Cette action donne à votre rapporteur spécial l'occasion de rappeler l'indigence des informations fournies par le secrétariat d'Etat à l'outre-mer.

5. L'action « Culture, jeunesse et sport »

Cette action, d'un montant relativement faible de 3 millions d'euros, finance essentiellement l'Agence de développement de la culture kanak et des subventions versées aux différents acteurs culturels outre-mer. Elle n'appelle pas de remarques particulières.

6. L'action « Collectivités territoriales »

Cette action est essentiellement composée de dépenses d'intervention, qui sont des dotations versées aux différentes collectivités d'outre-mer.

Les deux plus significatives sont :

la dotation globale de fonctionnement des provinces de Nouvelle-Calédonie, dotée de 80,2 millions d'euros d'AE et de CP pour 2008. Cette dotation résulte de l'application de l'article 180 de la loi organique relative à la Nouvelle-Calédonie du 19 mars 1999. Depuis 2001, elle évolue au même rythme que la dotation globale de fonctionnement. Le secrétariat d'Etat à l'outre-mer ne dispose d'aucune marge de manoeuvre sur ces crédits.
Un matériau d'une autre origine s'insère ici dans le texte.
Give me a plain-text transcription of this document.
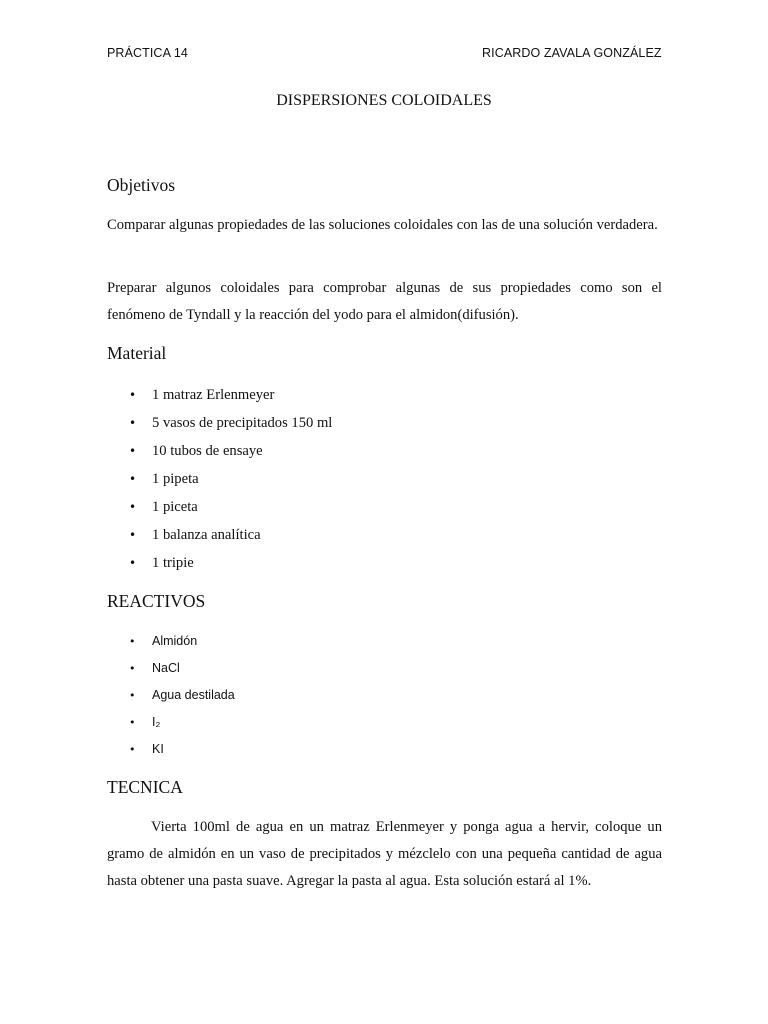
PRÁCTICA 14	RICARDO ZAVALA GONZÁLEZ
DISPERSIONES COLOIDALES
Objetivos

Comparar algunas propiedades de las soluciones coloidales con las de una solución verdadera.

Preparar algunos coloidales para comprobar algunas de sus propiedades como son el fenómeno de Tyndall y la reacción del yodo para el almidon(difusión).

Material
• 1 matraz Erlenmeyer
• 5 vasos de precipitados 150 ml
• 10 tubos de ensaye
• 1 pipeta
• 1 piceta
• 1 balanza analítica
• 1 tripie
REACTIVOS
• Almidón
• NaCl
• Agua destilada
• I₂
• KI
TECNICA

Vierta 100ml de agua en un matraz Erlenmeyer y ponga agua a hervir, coloque un gramo de almidón en un vaso de precipitados y mézclelo con una pequeña cantidad de agua hasta obtener una pasta suave. Agregar la pasta al agua. Esta solución estará al 1%.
En effet, ils sont affectés automatiquement en vertu de dispositions législatives et leur utilisation ne peut être contrôlée puisqu'elle relève de l'autonomie des collectivités territoriales ;

la dotation globale de développement économique (DGDE) de Polynésie française, destinée à l'origine à soutenir la reconversion de l'économie polynésienne après la fin des essais nucléaires, et pérennisée en application de la convention pour le renforcement de l'autonomie économique de la Polynésie française du 4 octobre 2002. Son montant s'élève, en AE comme en CP, à 151 millions d'euros pour l'année 2008. Cette dotation était censée, lorsqu'elle a été instituée, financer des investissements. Or, les contrôles effectués récemment ont permis de constater que la DGDE était largement utilisée pour financer des dépenses de fonctionnement. Il serait opportun que le cadre de cette dotation, qui s'apparente de plus en plus à une dotation globale de fonctionnement « classique », soit clarifié.

Au total, l'action représente 296,5 millions d'euros en AE et 316 millions d'euros en CP soit 43,8 % des crédits du programme.

7. L'action « Coopération régionale »

Enfin, l'action « Coopération régionale », d'un montant stable de 3 millions d'euros en CP et en AE pour 2008, se compose essentiellement des contributions aux fonds de coopération régionaux des quatre régions d'outre-mer et de Mayotte.

Votre rapporteur spécial avait déjà estimé, dans son rapport spécial sur la mission « Outre-mer » du projet de loi de finances pour 2007, que « compte tenu des objectifs extrêmement larges définis pour ces crédits dans la justification au premier euro, qui concernent aussi bien le sanitaire, le social, que l'éducatif ou le culturel, le montant de 3 millions d'euros participe plus d'une politique de saupoudrage que d'efficacité ».